YACHT-Leser fragen, Bobby Schenk antwortet



Frage von Rainer Hoffmann

Sehr geehrter Herr Hoffmann,

seit ich in der Segelszene bin, wird die von Ihnen angeschnittene Frage heftig diskutiert. Kaum ein Segler ist nie mit dem schrecklichen Unglück konfrontiert worden, wo eine verzweifelte Frau Ihren über Bord gegangenen Mann längseits genommen hat, weil sie ihn nicht an Bord hieven hat können. Ich bin Zeuge unzähliger Erfindungen geworden, die gerade diese Notsituation - kleine Mannschaft, ein Mann im Wasser - lösen sollte. Jahrelang habe ich im Sicherheits-Aktionszentrum auf der Hanseboot in Hamburg Tag für Tag solche Geräte  - auf der Bühne, mit gemütlichem Pool davor, demonstriert.

Und obwohl wir, die Mannschaft auf der Bühne, diese Patentlösungen (Bergelift, Fall, Großschot-Talje) einsatzbereit in den Händen hatten, war es unter diesen Idealbedingungen schon schwer genug, einen (Mann/Frau aus dem Publikum) über die Reling rüberzuhieven oder zu winschen. Nach all diesen Erfahrungen und gottlob ohne eigenen Erlebnisse dieser Art draußen auf dem Wasser, bin ich überzeugt, dass es hierfür keine "ideale" Patentlösung gibt. Ja, ich stehe diesen Erfindungen sogar etwas skeptisch gegenüber.
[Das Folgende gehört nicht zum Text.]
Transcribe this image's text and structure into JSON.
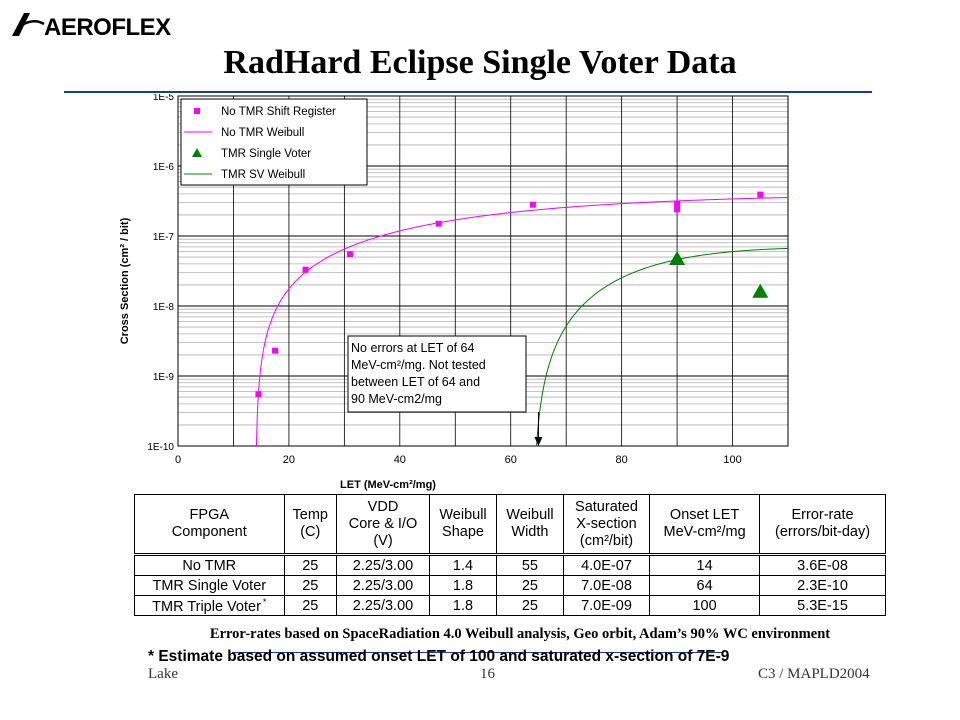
{
  "logo_text": "AEROFLEX",
  "title": "RadHard Eclipse Single Voter Data",
  "chart_data": {
    "type": "scatter",
    "title": "",
    "xlabel": "LET (MeV-cm²/mg)",
    "ylabel": "Cross Section (cm² / bit)",
    "xlim": [
      0,
      110
    ],
    "ylim": [
      1e-10,
      1e-05
    ],
    "ylog": true,
    "xticks": [
      0,
      20,
      40,
      60,
      80,
      100
    ],
    "ytick_labels": [
      "1E-10",
      "1E-9",
      "1E-8",
      "1E-7",
      "1E-6",
      "1E-5"
    ],
    "grid": true,
    "legend_position": "top-left",
    "series": [
      {
        "name": "No TMR Shift Register",
        "kind": "points",
        "marker": "square",
        "color": "#ff00ff",
        "x": [
          14.5,
          17.5,
          23,
          31,
          47,
          64,
          90,
          90,
          105
        ],
        "y": [
          5.5e-10,
          2.3e-09,
          3.3e-08,
          5.5e-08,
          1.5e-07,
          2.8e-07,
          2.4e-07,
          2.9e-07,
          3.9e-07
        ]
      },
      {
        "name": "No TMR Weibull",
        "kind": "line",
        "color": "#ff00ff",
        "onset": 14,
        "saturation": 4e-07,
        "width": 55,
        "shape": 1.4,
        "xmax": 112
      },
      {
        "name": "TMR Single Voter",
        "kind": "points",
        "marker": "triangle",
        "color": "#008000",
        "x": [
          90,
          105
        ],
        "y": [
          4.7e-08,
          1.6e-08
        ]
      },
      {
        "name": "TMR SV Weibull",
        "kind": "line",
        "color": "#008000",
        "onset": 64,
        "saturation": 7e-08,
        "width": 25,
        "shape": 1.8,
        "xmax": 112
      }
    ],
    "annotation": {
      "lines": [
        "No errors at LET of 64",
        "MeV-cm²/mg.  Not tested",
        "between LET of 64 and",
        "90 MeV-cm2/mg"
      ],
      "arrow_to_x": 65,
      "arrow_to_y": 1e-10
    }
  },
  "table": {
    "headers": [
      [
        "FPGA",
        "Component"
      ],
      [
        "Temp",
        "(C)"
      ],
      [
        "VDD",
        "Core & I/O",
        "(V)"
      ],
      [
        "Weibull",
        "Shape"
      ],
      [
        "Weibull",
        "Width"
      ],
      [
        "Saturated",
        "X-section",
        "(cm²/bit)"
      ],
      [
        "Onset LET",
        "MeV-cm²/mg"
      ],
      [
        "Error-rate",
        "(errors/bit-day)"
      ]
    ],
    "rows": [
      [
        "No TMR",
        "25",
        "2.25/3.00",
        "1.4",
        "55",
        "4.0E-07",
        "14",
        "3.6E-08"
      ],
      [
        "TMR Single Voter",
        "25",
        "2.25/3.00",
        "1.8",
        "25",
        "7.0E-08",
        "64",
        "2.3E-10"
      ],
      [
        "TMR Triple Voter",
        "25",
        "2.25/3.00",
        "1.8",
        "25",
        "7.0E-09",
        "100",
        "5.3E-15"
      ]
    ],
    "estimate_marker": "*"
  },
  "footnote_error_rates": "Error-rates based on SpaceRadiation 4.0 Weibull analysis, Geo orbit, Adam’s 90% WC environment",
  "footnote_estimate": "* Estimate based on assumed onset LET of 100 and saturated x-section of 7E-9",
  "footer": {
    "left": "Lake",
    "center": "16",
    "right": "C3 / MAPLD2004"
  }
}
Warum? Wenn Sie sich auf einem gut und reichlich ausgerüsteten Schiff auf der Ostsee einmal umschauen, dann können Sie dort unter Umständen eine ganze Reihe von solchen Patentlösungen sehen. Am auffälligsten ist die Rolle am Heck (unter gelbem Schutz), mit der man einen Mann im Wasser mit auslaufender Leine umkreist, bis die rettende Leinenverbindung hergestellt ist. Dann sehen wir eine Rettungsboje am Achterstag, die eine Unglücksstelle kennzeichnen soll. Am GPS haben wir eine MOB-(Man overboard)-Taste und - klar doch - das Groß- oder Fockfall reicht bis zur Wasseroberfläche. Die Großschot-Talje ist zum blitzschnellen aushängen mit einem Patentschäkel versehen und dazu gibt es noch den obligatorischen Rettungsring oder -Kragen an der Reling. Die Überausgerüsteten haben dann noch in jeder Rettungsweste ein Handfunke, um eine Radioverbindung zum Unglücksraben im wasser herzustellen. Und all dieser Aufwand wird getrieben, um jemand aus dem Wasser zu fischen, weil dieser über die Reling gekippt ist.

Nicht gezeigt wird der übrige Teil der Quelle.